Some factors are out of our control: three months is simply a much longer chunk of a 10-year-old's entire life, which might also explain why it would also seem longer. But some researchers believe that experiencing time as set on a permanent fast-forward doesn't have to be inevitable. David Eagleman of Baylor College of Medicine, believes that we can even shock our brains into experiencing time at a slower rate.
Eagleman — the subject of a lengthy profile in The New Yorker a few years back — suffered a near-death experience as a child, during which time slowed down for him. As an adult, he's devoted himself to studying the systems of the brain that create our concepts of time. Though Eagleman has spent time researching how brains measure time during traumas (from actual near-death experiences to those "free-fall drop" rides at the amusement park), he's also postulated that our perception of time is sensitive to any new stimuli.

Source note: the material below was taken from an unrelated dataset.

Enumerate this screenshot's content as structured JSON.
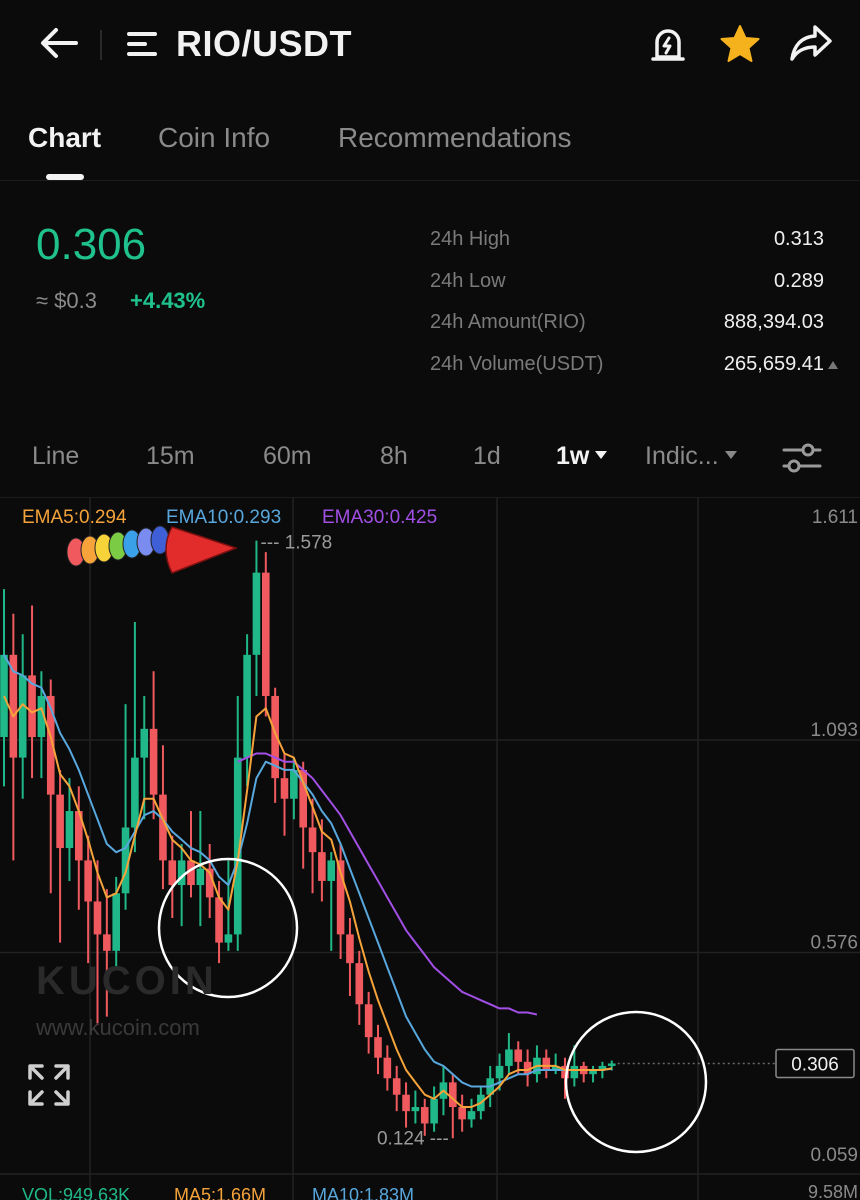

Eagleman believes that our perception of time is related to the intake of new information. In other words, “[time] stretches out when you really turn your brain resources on, and when you say, ‘Oh, I got this, everything is as expected,' it shrinks up."

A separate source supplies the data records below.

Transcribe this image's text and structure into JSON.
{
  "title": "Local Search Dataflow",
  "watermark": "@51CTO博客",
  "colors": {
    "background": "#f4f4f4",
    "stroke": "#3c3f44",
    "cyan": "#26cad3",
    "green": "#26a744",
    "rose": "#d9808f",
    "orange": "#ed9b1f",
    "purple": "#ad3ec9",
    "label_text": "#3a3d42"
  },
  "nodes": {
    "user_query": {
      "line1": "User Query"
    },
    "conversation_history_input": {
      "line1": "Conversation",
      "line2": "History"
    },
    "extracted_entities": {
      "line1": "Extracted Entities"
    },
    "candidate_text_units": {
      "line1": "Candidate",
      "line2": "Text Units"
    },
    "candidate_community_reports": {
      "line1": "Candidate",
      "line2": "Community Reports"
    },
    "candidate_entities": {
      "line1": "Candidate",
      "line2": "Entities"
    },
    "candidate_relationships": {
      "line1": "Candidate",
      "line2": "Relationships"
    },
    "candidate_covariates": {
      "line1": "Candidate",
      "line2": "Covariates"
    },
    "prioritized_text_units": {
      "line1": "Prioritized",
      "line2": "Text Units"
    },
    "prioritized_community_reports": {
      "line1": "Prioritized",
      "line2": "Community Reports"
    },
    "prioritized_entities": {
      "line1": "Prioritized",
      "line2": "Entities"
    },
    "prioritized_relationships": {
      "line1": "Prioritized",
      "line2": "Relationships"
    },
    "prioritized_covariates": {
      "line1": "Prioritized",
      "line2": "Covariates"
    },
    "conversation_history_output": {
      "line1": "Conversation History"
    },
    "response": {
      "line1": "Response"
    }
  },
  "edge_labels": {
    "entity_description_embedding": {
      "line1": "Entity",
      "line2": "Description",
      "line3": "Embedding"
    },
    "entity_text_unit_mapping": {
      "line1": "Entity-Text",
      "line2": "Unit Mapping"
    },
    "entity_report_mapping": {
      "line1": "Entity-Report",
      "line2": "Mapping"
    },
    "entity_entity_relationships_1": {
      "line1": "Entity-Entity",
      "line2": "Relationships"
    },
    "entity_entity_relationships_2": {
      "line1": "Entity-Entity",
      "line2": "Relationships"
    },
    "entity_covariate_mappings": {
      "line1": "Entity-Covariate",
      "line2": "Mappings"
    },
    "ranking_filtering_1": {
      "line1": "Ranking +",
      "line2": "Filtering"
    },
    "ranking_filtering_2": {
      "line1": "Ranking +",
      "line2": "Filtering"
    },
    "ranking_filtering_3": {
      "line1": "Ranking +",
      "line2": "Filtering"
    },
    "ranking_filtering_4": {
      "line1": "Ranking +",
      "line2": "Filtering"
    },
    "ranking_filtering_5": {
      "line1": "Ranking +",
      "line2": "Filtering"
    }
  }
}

Take, for example, a commute to a new workplace: “When you drive to your new workplace for the first time," Eagleman claims,"...it seems to take a really long time to get there. But when you drive back and forth to your work every day after that, it takes no time at all, because you're not really writing it down anymore. There's nothing novel about it."
So, is learning something new the only way to stop time from rushing past you like an out-of-control freight train? Claudia Hammond, author of Time Warped: Unlocking the Mysteries of Time Perception, believes that it is. She suggests that an intake of fresh, unusual experiences — rather than a predictable routine — can trick our brain into once again registering time more slowly, the same way we did as children.
So if it seemed like your summer was over in a flash, don't freak out. Seemingly short summers are normal, but not necessarily inevitable. Instead of mourning, spend these last few days of summer giving something new a shot. And if that doesn't work, see if you can't slow what's left down by turning off your phone, meditating, and perhaps, doing a whole lot of nothing.